The foregoing is considered as illustrative only of the principles of the invention. Further, since numerous modifications and changes will readily occur to those skilled in the art, it is not desired to limit the invention to the exact construction and operation shown and described, and accordingly, all suitable modifications and equivalents may be resorted to, falling within the scope of the invention. As such, those skilled in the art will appreciate that the conception, upon which this disclosure is based, may readily be utilized as a basis for the designing of other structures, methods, and systems for carrying out the several purposes of the present invention. It is important, therefore, that the claims be regarded as including such equivalent constructions insofar as they do not depart from the spirit and scope of the present invention.

Claims

1. A method for inhibiting methane production in an environmental medium, the method comprising providing an antimethanogenic reagent (AMR) to the environmental medium, wherein the AMR inhibits methane production of indigenous symbiotic methanogens located in the environmental medium.

2. The method of claim 1, wherein the environmental medium is soil, sediment, water in ground water.

3. The method of claim 1, wherein the environmental medium is subject to reductive dechlorination.

4. The method of claim 1, wherein the AMR is a synthetic compound.

5. The method of claim 4, wherein the synthetic compound includes diallyl disulfide.

6. The method of claim 4, wherein the synthetic compound includes diallyl trisulfide.

7. The method of claim 4, wherein the synthetic compound includes ethyl propionate.

8. The method of claim 4, wherein the synthetic compound includes diallyl disulfide, diallyl trisulfide, ethyl propionate or combinations thereof.

9. The method of claim 1, where the AMR includes an essential oil.

10. The method of claim 9, wherein the essential oil includes garlic oil, lemongrass oil, cinnamon bark oil, cinnamon bark powder or some combination thereof.

11. The method of claim 1, wherein the AMR includes any combinations of ingredients selected from synthetic compounds, naturally occurring statins and essential oils.

12. The method of claim 1, wherein the AMR disrupts enzyme and coenzyme systems that are integral parts of a methanogenesis process of the methanogens.

13. The method of claim 1, wherein the AMR interferes with biosynthesis of psuedomurein by the indigenous symbiotic methanogens.

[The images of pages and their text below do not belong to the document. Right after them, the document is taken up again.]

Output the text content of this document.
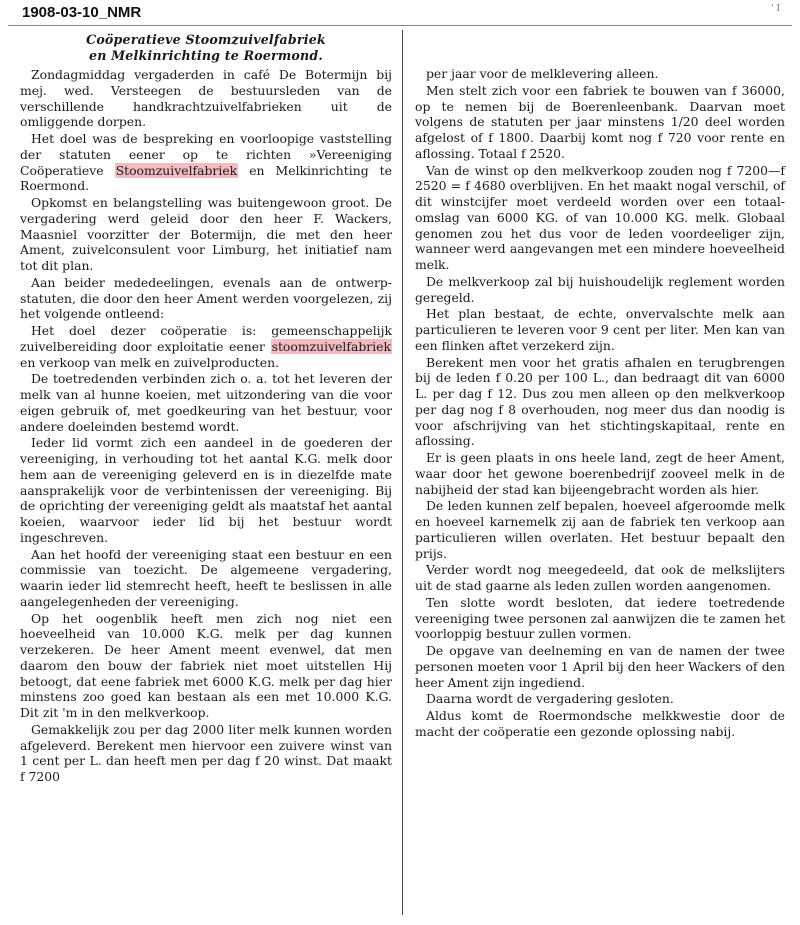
1908-03-10_NMR	' I
Coöperatieve Stoomzuivelfabriek
en Melkinrichting te Roermond.

Zondagmiddag vergaderden in café De Botermijn bij mej. wed. Versteegen de bestuursleden van de verschillende handkrachtzuivelfabrieken uit de omliggende dorpen.

Het doel was de bespreking en voorloopige vaststelling der statuten eener op te richten »Vereeniging Coöperatieve Stoomzuivelfabriek en Melkinrichting te Roermond.

Opkomst en belangstelling was buitengewoon groot. De vergadering werd geleid door den heer F. Wackers, Maasniel voorzitter der Botermijn, die met den heer Ament, zuivelconsulent voor Limburg, het initiatief nam tot dit plan.

Aan beider mededeelingen, evenals aan de ontwerp-statuten, die door den heer Ament werden voorgelezen, zij het volgende ontleend:

Het doel dezer coöperatie is: gemeenschappelijk zuivelbereiding door exploitatie eener stoomzuivelfabriek en verkoop van melk en zuivelproducten.

De toetredenden verbinden zich o. a. tot het leveren der melk van al hunne koeien, met uitzondering van die voor eigen gebruik of, met goedkeuring van het bestuur, voor andere doeleinden bestemd wordt.

Ieder lid vormt zich een aandeel in de goederen der vereeniging, in verhouding tot het aantal K.G. melk door hem aan de vereeniging geleverd en is in diezelfde mate aansprakelijk voor de verbintenissen der vereeniging. Bij de oprichting der vereeniging geldt als maatstaf het aantal koeien, waarvoor ieder lid bij het bestuur wordt ingeschreven.

Aan het hoofd der vereeniging staat een bestuur en een commissie van toezicht. De algemeene vergadering, waarin ieder lid stemrecht heeft, heeft te beslissen in alle aangelegenheden der vereeniging.

Op het oogenblik heeft men zich nog niet een hoeveelheid van 10.000 K.G. melk per dag kunnen verzekeren. De heer Ament meent evenwel, dat men daarom den bouw der fabriek niet moet uitstellen Hij betoogt, dat eene fabriek met 6000 K.G. melk per dag hier minstens zoo goed kan bestaan als een met 10.000 K.G. Dit zit 'm in den melkverkoop.

Gemakkelijk zou per dag 2000 liter melk kunnen worden afgeleverd. Berekent men hiervoor een zuivere winst van 1 cent per L. dan heeft men per dag f 20 winst. Dat maakt f 7200

per jaar voor de melklevering alleen.

Men stelt zich voor een fabriek te bouwen van f 36000, op te nemen bij de Boerenleenbank. Daarvan moet volgens de statuten per jaar minstens 1/20 deel worden afgelost of f 1800. Daarbij komt nog f 720 voor rente en aflossing. Totaal f 2520.

Van de winst op den melkverkoop zouden nog f 7200—f 2520 = f 4680 overblijven. En het maakt nogal verschil, of dit winstcijfer moet verdeeld worden over een totaal-omslag van 6000 KG. of van 10.000 KG. melk. Globaal genomen zou het dus voor de leden voordeeliger zijn, wanneer werd aangevangen met een mindere hoeveelheid melk.

De melkverkoop zal bij huishoudelijk reglement worden geregeld.

Het plan bestaat, de echte, onvervalschte melk aan particulieren te leveren voor 9 cent per liter. Men kan van een flinken aftet verzekerd zijn.

Berekent men voor het gratis afhalen en terugbrengen bij de leden f 0.20 per 100 L., dan bedraagt dit van 6000 L. per dag f 12. Dus zou men alleen op den melkverkoop per dag nog f 8 overhouden, nog meer dus dan noodig is voor afschrijving van het stichtingskapitaal, rente en aflossing.

Er is geen plaats in ons heele land, zegt de heer Ament, waar door het gewone boerenbedrijf zooveel melk in de nabijheid der stad kan bijeengebracht worden als hier.

De leden kunnen zelf bepalen, hoeveel afgeroomde melk en hoeveel karnemelk zij aan de fabriek ten verkoop aan particulieren willen overlaten. Het bestuur bepaalt den prijs.

Verder wordt nog meegedeeld, dat ook de melkslijters uit de stad gaarne als leden zullen worden aangenomen.

Ten slotte wordt besloten, dat iedere toetredende vereeniging twee personen zal aanwijzen die te zamen het voorloppig bestuur zullen vormen.

De opgave van deelneming en van de namen der twee personen moeten voor 1 April bij den heer Wackers of den heer Ament zijn ingediend.

Daarna wordt de vergadering gesloten.

Aldus komt de Roermondsche melkkwestie door de macht der coöperatie een gezonde oplossing nabij.
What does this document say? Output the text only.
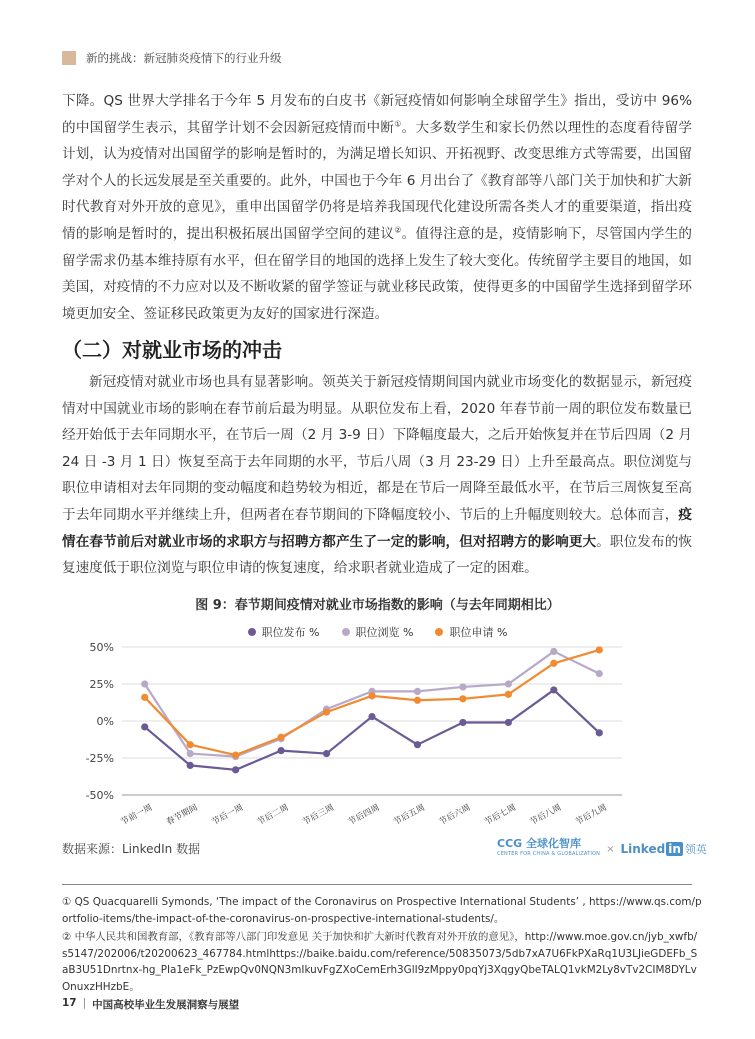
新的挑战：新冠肺炎疫情下的行业升级
下降。QS 世界大学排名于今年 5 月发布的白皮书《新冠疫情如何影响全球留学生》指出，受访中 96% 的中国留学生表示，其留学计划不会因新冠疫情而中断①。大多数学生和家长仍然以理性的态度看待留学计划，认为疫情对出国留学的影响是暂时的，为满足增长知识、开拓视野、改变思维方式等需要，出国留学对个人的长远发展是至关重要的。此外，中国也于今年 6 月出台了《教育部等八部门关于加快和扩大新时代教育对外开放的意见》，重申出国留学仍将是培养我国现代化建设所需各类人才的重要渠道，指出疫情的影响是暂时的，提出积极拓展出国留学空间的建议②。值得注意的是，疫情影响下，尽管国内学生的留学需求仍基本维持原有水平，但在留学目的地国的选择上发生了较大变化。传统留学主要目的地国，如美国，对疫情的不力应对以及不断收紧的留学签证与就业移民政策，使得更多的中国留学生选择到留学环境更加安全、签证移民政策更为友好的国家进行深造。
（二）对就业市场的冲击
新冠疫情对就业市场也具有显著影响。领英关于新冠疫情期间国内就业市场变化的数据显示，新冠疫情对中国就业市场的影响在春节前后最为明显。从职位发布上看，2020 年春节前一周的职位发布数量已经开始低于去年同期水平，在节后一周（2 月 3-9 日）下降幅度最大，之后开始恢复并在节后四周（2 月 24 日 -3 月 1 日）恢复至高于去年同期的水平，节后八周（3 月 23-29 日）上升至最高点。职位浏览与职位申请相对去年同期的变动幅度和趋势较为相近，都是在节后一周降至最低水平，在节后三周恢复至高于去年同期水平并继续上升，但两者在春节期间的下降幅度较小、节后的上升幅度则较大。总体而言，疫情在春节前后对就业市场的求职方与招聘方都产生了一定的影响，但对招聘方的影响更大。职位发布的恢复速度低于职位浏览与职位申请的恢复速度，给求职者就业造成了一定的困难。
图 9：春节期间疫情对就业市场指数的影响（与去年同期相比）
职位发布 %	职位浏览 %	职位申请 %
50%
25%
0%
-25%
-50%
节前一周 春节期间 节后一周 节后二周 节后三周 节后四周 节后五周 节后六周 节后七周 节后八周 节后九周
数据来源：LinkedIn 数据	CCG 全球化智库
CENTER FOR CHINA & GLOBALIZATION × Linked in 领英
① QS Quacquarelli Symonds, ‘The impact of the Coronavirus on Prospective International Students’ , https://www.qs.com/portfolio-items/the-impact-of-the-coronavirus-on-prospective-international-students/。
② 中华人民共和国教育部，《教育部等八部门印发意见 关于加快和扩大新时代教育对外开放的意见》，http://www.moe.gov.cn/jyb_xwfb/s5147/202006/t20200623_467784.htmlhttps://baike.baidu.com/reference/50835073/5db7xA7U6FkPXaRq1U3LJieGDEFb_SaB3U51Dnrtnx-hg_PIa1eFk_PzEwpQv0NQN3mIkuvFgZXoCemErh3GlI9zMppy0pqYj3XqgyQbeTALQ1vkM2Ly8vTv2CIM8DYLvOnuxzHHzbE。
17 | 中国高校毕业生发展洞察与展望
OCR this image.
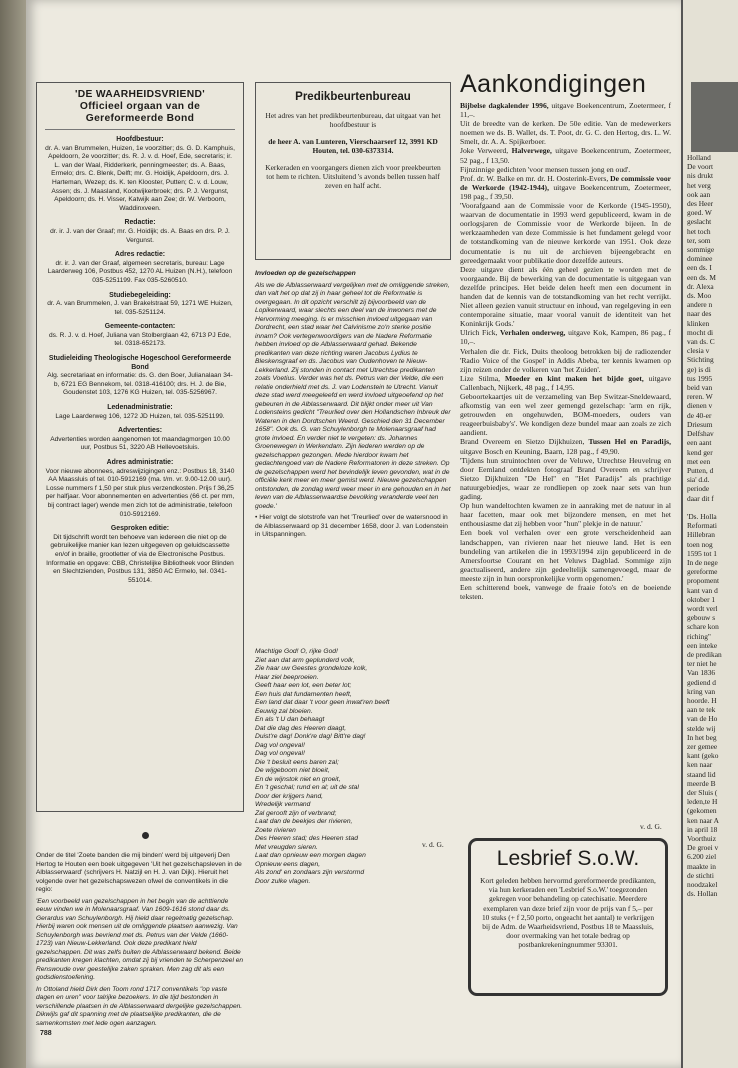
'DE WAARHEIDSVRIEND'
Officieel orgaan van de
Gereformeerde Bond
Hoofdbestuur:
dr. A. van Brummelen, Huizen, 1e voorzitter; ds. G. D. Kamphuis, Apeldoorn, 2e voorzitter; ds. R. J. v. d. Hoef, Ede, secretaris; ir. L. van der Waal, Ridderkerk, penningmeester; ds. A. Baas, Ermelo; drs. C. Blenk, Delft; mr. G. Hoidijk, Apeldoorn, drs. J. Harteman, Wezep; ds. K. ten Klooster, Putten; C. v. d. Louw, Assen; ds. J. Maasland, Kootwijkerbroek; drs. P. J. Vergunst, Apeldoorn; ds. H. Visser, Katwijk aan Zee; dr. W. Verboom, Waddinxveen.
Redactie:
dr. ir. J. van der Graaf; mr. G. Hoidijk; ds. A. Baas en drs. P. J. Vergunst.
Adres redactie:
dr. ir. J. van der Graaf, algemeen secretaris, bureau: Lage Laarderweg 106, Postbus 452, 1270 AL Huizen (N.H.), telefoon 035-5251199. Fax 035-5260510.
Studiebegeleiding:
dr. A. van Brummelen, J. van Brakelstraat 59, 1271 WE Huizen, tel. 035-5251124.
Gemeente-contacten:
ds. R. J. v. d. Hoef, Juliana van Stolberglaan 42, 6713 PJ Ede, tel. 0318-652173.
Studieleiding Theologische Hogeschool Gereformeerde Bond
Alg. secretariaat en informatie: ds. G. den Boer, Julianalaan 34-b, 6721 EG Bennekom, tel. 0318-416100; drs. H. J. de Bie, Goudenstet 103, 1276 KG Huizen, tel. 035-5256967.
Ledenadministratie:
Lage Laarderweg 106, 1272 JD Huizen, tel. 035-5251199.
Advertenties:
Advertenties worden aangenomen tot maandagmorgen 10.00 uur, Postbus 51, 3220 AB Hellevoetsluis.
Adres administratie:
Voor nieuwe abonnees, adreswijzigingen enz.: Postbus 18, 3140 AA Maassluis of tel. 010-5912169 (ma. t/m. vr. 9.00-12.00 uur). Losse nummers f 1,50 per stuk plus verzendkosten. Prijs f 36,25 per halfjaar. Voor abonnementen en advertenties (66 ct. per mm, bij contract lager) wende men zich tot de administratie, telefoon 010-5912169.
Gesproken editie:
Dit tijdschrift wordt ten behoeve van iedereen die niet op de gebruikelijke manier kan lezen uitgegeven op geluidscassette en/of in braille, grootletter of via de Electronische Postbus. Informatie en opgave: CBB, Christelijke Bibliotheek voor Blinden en Slechtzienden, Postbus 131, 3850 AC Ermelo, tel. 0341-551014.

Onder de titel 'Zoete banden die mij binden' werd bij uitgeverij Den Hertog te Houten een boek uitgegeven 'Uit het gezelschapsleven in de Alblasserwaard' (schrijvers H. Natzijl en H. J. van Dijk). Hieruit het volgende over het gezelschapswezen ofwel de conventikels in die regio:

'Een voorbeeld van gezelschappen in het begin van de achttiende eeuw vinden we in Molenaarsgraaf. Van 1609-1616 stond daar ds. Gerardus van Schuylenborgh. Hij hield daar regelmatig gezelschap. Hierbij waren ook mensen uit de omliggende plaatsen aanwezig. Van Schuylenborgh was bevriend met ds. Petrus van der Velde (1660-1723) van Nieuw-Lekkerland. Ook deze predikant hield gezelschappen. Dit was zelfs buiten de Alblasserwaard bekend. Beide predikanten kregen klachten, omdat zij bij vrienden te Scherpenzeel en Renswoude over geestelijke zaken spraken. Men zag dit als een godsdienstoefening.

In Ottoland hield Dirk den Toom rond 1717 conventikels "op vaste dagen en uren" voor talrijke bezoekers. In die tijd bestonden in verschillende plaatsen in de Alblasserwaard dergelijke gezelschappen. Dikwijls gaf dit spanning met de plaatselijke predikanten, die de samenkomsten met lede ogen aanzagen.

788
Predikbeurtenbureau

Het adres van het predikbeurtenbureau, dat uitgaat van het hoofdbestuur is

de heer A. van Lunteren, Vierschaarserf 12, 3991 KD Houten, tel. 030-6373314.

Kerkeraden en voorgangers dienen zich voor preekbeurten tot hem te richten. Uitsluitend 's avonds bellen tussen half zeven en half acht.

Invloeden op de gezelschappen

Als we de Alblasserwaard vergelijken met de omliggende streken, dan valt het op dat zij in haar geheel tot de Reformatie is overgegaan. In dit opzicht verschilt zij bijvoorbeeld van de Lopikerwaard, waar slechts een deel van de inwoners met de Hervorming meeging. Is er misschien invloed uitgegaan van Dordrecht, een stad waar het Calvinisme zo'n sterke positie innam? Ook vertegenwoordigers van de Nadere Reformatie hebben invloed op de Alblasserwaard gehad. Bekende predikanten van deze richting waren Jacobus Lydius te Bleskensgraaf en ds. Jacobus van Oudenhoven te Nieuw-Lekkerland. Zij stonden in contact met Utrechtse predikanten zoals Voetius. Verder was het ds. Petrus van der Velde, die een relatie onderhield met ds. J. van Lodenstein te Utrecht. Vanuit deze stad werd meegeleefd en werd invloed uitgeoefend op het gebeuren in de Alblasserwaard. Dit blijkt onder meer uit Van Lodensteins gedicht "Treurlied over den Hollandschen Inbreuk der Wateren in den Dordtschen Weerd. Geschied den 31 December 1658". Ook ds. G. van Schuylenborgh te Molenaarsgraaf had grote invloed. En verder niet te vergeten: ds. Johannes Groenewegen in Werkendam. Zijn liederen werden op de gezelschappen gezongen. Mede hierdoor kwam het gedachtengoed van de Nadere Reformatoren in deze streken. Op de gezelschappen werd het bevindelijk leven gevonden, wat in de officiële kerk meer en meer gemist werd. Nieuwe gezelschappen ontstonden, de zondag werd weer meer in ere gehouden en in het leven van de Alblasserwaardse bevolking veranderde veel ten goede.'

• Hier volgt de slotstrofe van het 'Treurlied' over de watersnood in de Alblasserwaard op 31 december 1658, door J. van Lodenstein in Uitspanningen.

Machtige God! O, rijke God!
Ziet aan dat arm geplunderd volk,
Zie haar uw Geestes grondeloze kolk,
Haar ziel beeproeien.
Geeft haar een lot, een beter lot;
Een huis dat fundamenten heeft,
Een land dat daar 't voor geen inwat'ren beeft
Eeuwig zal bloeien.
En als 't U dan behaagt
Dat die dag des Heeren daagt,
Duist're dag! Donk're dag! Bitt're dag!
Dag vol ongeval!
Dag vol ongeval!
Die 't besluit eens baren zal;
De wijgeboom niet bloeit,
En de wijnstok niet en groeit,
En 't geschal; rund en al; uit de stal
Door der krijgers hand,
Wredelijk vermand
Zal gerooft zijn of verbrand;
Laat dan de beekjes der rivieren,
Zoete rivieren
Des Heeren stad; des Heeren stad
Met vreugden sieren.
Laat dan opnieuw een morgen dagen
Opnieuw eens dagen,
Als zond' en zondaars zijn verstormd
Door zulke vlagen.
v. d. G.
Aankondigingen

Bijbelse dagkalender 1996, uitgave Boekencentrum, Zoetermeer, f 11,–.

Uit de breedte van de kerken. De 50e editie. Van de medewerkers noemen we ds. B. Wallet, ds. T. Poot, dr. G. C. den Hertog, drs. L. W. Smelt, dr. A. A. Spijkerboer.

Joke Verweerd, Halverwege, uitgave Boekencentrum, Zoetermeer, 52 pag., f 13,50.

Fijnzinnige gedichten 'voor mensen tussen jong en oud'.

Prof. dr. W. Balke en mr. dr. H. Oosterink-Evers, De commissie voor de Werkorde (1942-1944), uitgave Boekencentrum, Zoetermeer, 198 pag., f 39,50.

'Voorafgaand aan de Commissie voor de Kerkorde (1945-1950), waarvan de documentatie in 1993 werd gepubliceerd, kwam in de oorlogsjaren de Commissie voor de Werkorde bijeen. In de werkzaamheden van deze Commissie is het fundament gelegd voor de totstandkoming van de nieuwe kerkorde van 1951. Ook deze documentatie is nu uit de archieven bijeengebracht en gereedgemaakt voor publikatie door dezelfde auteurs.

Deze uitgave dient als één geheel gezien te worden met de voorgaande. Bij de bewerking van de documentatie is uitgegaan van dezelfde principes. Het beide delen heeft men een document in handen dat de kennis van de totstandkoming van het recht verrijkt. Niet alleen gezien vanuit structuur en inhoud, van regelgeving in een contemporaine situatie, maar vooral vanuit de identiteit van het Koninkrijk Gods.'

Ulrich Fick, Verhalen onderweg, uitgave Kok, Kampen, 86 pag., f 10,–.

Verhalen die dr. Fick, Duits theoloog betrokken bij de radiozender 'Radio Voice of the Gospel' in Addis Abeba, ter kennis kwamen op zijn reizen onder de volkeren van 'het Zuiden'.

Lize Stilma, Moeder en kint maken het bijde goet, uitgave Callenbach, Nijkerk, 48 pag., f 14,95.

Geboortekaartjes uit de verzameling van Bep Switzar-Sneldewaard, afkomstig van een wel zeer gemengd gezelschap: 'arm en rijk, getrouwden en ongehuwden, BOM-moeders, ouders van reageerbuisbaby's'. We kondigen deze bundel maar aan zoals ze zich aandient.

Brand Overeem en Sietzo Dijkhuizen, Tussen Hel en Paradijs, uitgave Bosch en Keuning, Baarn, 128 pag., f 49,90.

'Tijdens hun struintochten over de Veluwe, Utrechtse Heuvelrug en door Eemland ontdekten fotograaf Brand Overeem en schrijver Sietzo Dijkhuizen "De Hel" en "Het Paradijs" als prachtige natuurgebiedjes, waar ze rondliepen op zoek naar sets van hun gading.

Op hun wandeltochten kwamen ze in aanraking met de natuur in al haar facetten, maar ook met bijzondere mensen, en met het enthousiasme dat zij hebben voor "hun" plekje in de natuur.'

Een boek vol verhalen over een grote verscheidenheid aan landschappen, van rivieren naar het nieuwe land. Het is een bundeling van artikelen die in 1993/1994 zijn gepubliceerd in de Amersfoortse Courant en het Veluws Dagblad. Sommige zijn geactualiseerd, andere zijn gedeeltelijk samengevoegd, maar de meeste zijn in hun oorspronkelijke vorm opgenomen.'

Een schitterend boek, vanwege de fraaie foto's en de boeiende teksten.

v. d. G.
Lesbrief S.o.W.

Kort geleden hebben hervormd gereformeerde predikanten, via hun kerkeraden een 'Lesbrief S.o.W.' toegezonden gekregen voor behandeling op catechisatie. Meerdere exemplaren van deze brief zijn voor de prijs van f 5,– per 10 stuks (+ f 2,50 porto, ongeacht het aantal) te verkrijgen bij de Adm. de Waarheidsvriend, Postbus 18 te Maassluis, door overmaking van het totale bedrag op postbankrekeningnummer 93301.

Holland
De voort
nis drukt
het verg
ook aan
des Heer
goed. W
geslacht
het toch
ter, som
sommige
dominee
een ds. I
een ds. M
dr. Alexa
ds. Moo
andere n
naar des
klinken
mocht di
van ds. C
clesia v
Stichting
ge) is di
tus 1995
beid van
reren. W
dienen v
de 40-er
Driesum
Delfshav
een aant
kend ger
met een
Putten, d
sia' d.d.
periode
daar dit f

'Ds. Holla
Reformati
Hillebran
toen nog
1595 tot 1
In de nege
gereforme
propoment
kant van d
oktober 1
wordt verl
gebouw s
schare kon
riching"
een inteke
de predikan
ter niet he
Van 1836
gediend d
kring van
hoorde. H
aan te tek
van de Ho
stelde wij
In het beg
zer gemee
kant (geko
ken naar
staand lid
meerde B
der Sluis (
leden,te H
(gekomen
ken naar A
in april 18
Voorthuiz
De groei v
6.200 ziel
maakte in
de stichti
noodzakel
ds. Hollan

14. The method of claim 1, further comprising providing a fermentable substrate to the environmental medium to provide an organic hydrogen donor.

15. The method of claim 14, wherein the providing the AMR and the providing the fermentable substrate are done concurrently as a combination.

16. The method of claim 14, wherein the providing the AMR and the providing the fermentable substrate are done sequentially.

17. The method of claim 14, wherein the fermentable substrate includes at least some combination of acetate, propionate, butyrate, benzoate, lactate, formate, methanol, toluene, molasses, cheese whey, corn steep liquor, corn oil, peanut oil, coconut oil, vegetable oil, fish oil, soybean oil, hydrogenated cottonseed oil beads, solid food shortening, beef tallow, melted corn oil margarine, filamentous plant material, chitin and hydrogenated soybean.

18. The method of claim 14, wherein the fermentable substrate is a carbohydrate including a glucose, a glucose-producing compound or a combination thereof.

19. The method of claim 1, further comprising providing zero valent iron or other reduced metals into the environmental medium.

20. The method of claim 1, wherein the providing the AMR includes injecting the AMR into the environmental medium.